The user places their finger on the first letter of a word and drags it across the keyboard to the last letter. The input string is the raw sequence of all letter keys the finger passed over during the swipe gesture. Your function should return all words from the dictionary that could plausibly match this gesture.

A dictionary word w matches the input if:

  • The first character of w equals the first character of input.
  • The last character of w equals the last character of input.
  • The remaining characters of w appear as a subsequence of input (in order, but not necessarily contiguous).

Background & Constraints

  • The dictionary can be large (hundreds of thousands of words).
  • The input string can be long (the finger passes over many keys).
  • Multiple dictionary words may match the same input.
  • Initially, treat the problem as keyboard-layout agnostic -- you only have the raw string of letters.

Examples

Example 1:

input  = "rtyuioiuyt"
dictionary = ["root", "riot", "rut", "rot", "ruby"]

guessWord("rtyuioiuyt", dictionary) → ["riot", "rut", "rot"]

Explanation:

  • "riot" — starts with 'r', ends with 't', and 'i', 'o' appear as a subsequence in the middle of the input (r-t-y-u-i-o-i-u-y-t).
  • "rut" — 'u' appears between 'r' and 't' (r-t-y-u-i-o-i-u-y-t).
  • "rot" — 'o' appears between 'r' and 't' (r-t-y-u-i-o-i-u-y-t).
  • "root" is excluded under strict subsequence rules: it needs two 'o's in the middle, but the input contains only one 'o'.
  • "ruby" is excluded because it ends in 'y', not 't'.

Example 2 — repeated letters (corner case):

input = "rot"
dictionary = ["rot", "root"]

guessWord("rot", dictionary) → ["rot", "root"]   # under the relaxed rule
                            → ["rot"]            # under strict subsequence

"rot" is a direct match. Whether "root" also matches depends on your matching model: a swipe gesture only registers one 'o' even if the finger pauses on the key, so "root" requires two 'o's in the input but only sees one. Discuss this with your interviewer. Two reasonable models:

  • Strict subsequence. Repeated letters in the word need repeated letters in the input. "root" rejected.
  • Relaxed (key-press collapsing). A single key press can map to one or more consecutive identical letters, on the theory that the finger lingered on the key. "root" accepted.

Your code should make this choice explicit (e.g. behind a collapse_repeats flag).

Hints & Common Pitfalls

  1. Start with the subsequence check. For each dictionary word, verify that the word is a subsequence of the input (with matching first and last characters).

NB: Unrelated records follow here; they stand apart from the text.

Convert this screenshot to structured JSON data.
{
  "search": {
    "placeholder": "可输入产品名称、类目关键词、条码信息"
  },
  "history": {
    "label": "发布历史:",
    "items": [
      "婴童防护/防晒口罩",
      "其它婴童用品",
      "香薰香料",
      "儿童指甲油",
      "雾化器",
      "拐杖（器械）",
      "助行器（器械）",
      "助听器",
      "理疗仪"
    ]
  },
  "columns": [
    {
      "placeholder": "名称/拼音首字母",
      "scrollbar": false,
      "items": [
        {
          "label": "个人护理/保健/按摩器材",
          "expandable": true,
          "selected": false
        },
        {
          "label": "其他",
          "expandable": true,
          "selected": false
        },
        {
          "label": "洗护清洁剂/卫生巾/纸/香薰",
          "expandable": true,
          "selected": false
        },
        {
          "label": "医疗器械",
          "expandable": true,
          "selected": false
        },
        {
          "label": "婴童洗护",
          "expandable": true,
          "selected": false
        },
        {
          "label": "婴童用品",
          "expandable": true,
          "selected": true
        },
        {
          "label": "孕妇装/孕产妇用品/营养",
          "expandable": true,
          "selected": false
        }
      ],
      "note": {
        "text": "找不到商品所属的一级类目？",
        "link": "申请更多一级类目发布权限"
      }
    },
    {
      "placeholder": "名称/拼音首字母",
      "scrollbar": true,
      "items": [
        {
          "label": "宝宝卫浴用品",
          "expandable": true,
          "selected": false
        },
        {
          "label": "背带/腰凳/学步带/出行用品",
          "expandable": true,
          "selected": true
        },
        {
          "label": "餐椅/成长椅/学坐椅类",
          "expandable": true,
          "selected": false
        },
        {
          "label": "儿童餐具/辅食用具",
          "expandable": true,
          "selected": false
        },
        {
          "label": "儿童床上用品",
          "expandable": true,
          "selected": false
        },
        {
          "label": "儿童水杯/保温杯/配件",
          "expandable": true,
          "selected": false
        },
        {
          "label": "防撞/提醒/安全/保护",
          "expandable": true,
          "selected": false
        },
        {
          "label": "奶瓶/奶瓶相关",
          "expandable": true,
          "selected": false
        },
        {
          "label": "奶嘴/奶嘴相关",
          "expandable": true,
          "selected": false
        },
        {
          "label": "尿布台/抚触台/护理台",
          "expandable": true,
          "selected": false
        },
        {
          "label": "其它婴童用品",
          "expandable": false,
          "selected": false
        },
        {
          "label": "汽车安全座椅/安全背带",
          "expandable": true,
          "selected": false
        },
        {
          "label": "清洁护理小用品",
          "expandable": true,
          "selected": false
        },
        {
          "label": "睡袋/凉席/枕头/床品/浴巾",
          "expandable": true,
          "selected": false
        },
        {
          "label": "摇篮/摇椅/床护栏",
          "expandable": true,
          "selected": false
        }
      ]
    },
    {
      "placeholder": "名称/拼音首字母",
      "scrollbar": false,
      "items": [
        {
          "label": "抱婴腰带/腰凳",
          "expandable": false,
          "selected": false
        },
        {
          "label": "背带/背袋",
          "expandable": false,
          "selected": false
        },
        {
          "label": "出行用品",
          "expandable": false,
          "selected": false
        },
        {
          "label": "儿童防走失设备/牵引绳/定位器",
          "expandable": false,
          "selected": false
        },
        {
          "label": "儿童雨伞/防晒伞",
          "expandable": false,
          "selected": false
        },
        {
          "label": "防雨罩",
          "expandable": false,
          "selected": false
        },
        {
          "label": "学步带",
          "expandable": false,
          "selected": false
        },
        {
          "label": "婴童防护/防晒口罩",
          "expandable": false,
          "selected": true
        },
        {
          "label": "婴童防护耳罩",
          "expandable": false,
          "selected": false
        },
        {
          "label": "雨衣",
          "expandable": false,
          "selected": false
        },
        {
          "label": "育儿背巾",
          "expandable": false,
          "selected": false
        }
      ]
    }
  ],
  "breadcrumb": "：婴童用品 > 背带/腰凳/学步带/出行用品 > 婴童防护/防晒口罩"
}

This is O(len(input)) per word.

  2. Brute force is O(D * L) where D is the dictionary size and L is the input length. This may be acceptable depending on constraints, but discuss optimizations.

  3. Pruning by first/last character immediately eliminates a large portion of the dictionary. Group dictionary words by their (first_char, last_char) pair for O(1) lookup of candidates.

  4. Trie-based optimization: Build a trie from the dictionary. Walk the trie while scanning the input string. At each input character, advance any trie nodes that have a matching child. This processes all dictionary words simultaneously.

  5. Be careful with repeated characters. Decide whether a single key press in the input can match multiple consecutive identical characters in a dictionary word (because the finger hovered over that key).

Follow-Up Questions

  1. How would you use additional information from the keyboard to improve accuracy? Consider: (a) the physical distance between consecutive keys in the input, (b) the time spent on each key, (c) the velocity of the finger.

  2. How would you rank multiple matching words? Think about word frequency, gesture shape similarity, and key proximity.

  3. If the dictionary is very large and queries are frequent, what data structures would you precompute? How does a trie compare to a hash-map-based approach?

  4. How would you handle the case where the user's finger slightly misses a key (e.g., hits 'e' instead of 'r')? What tolerance model would you use?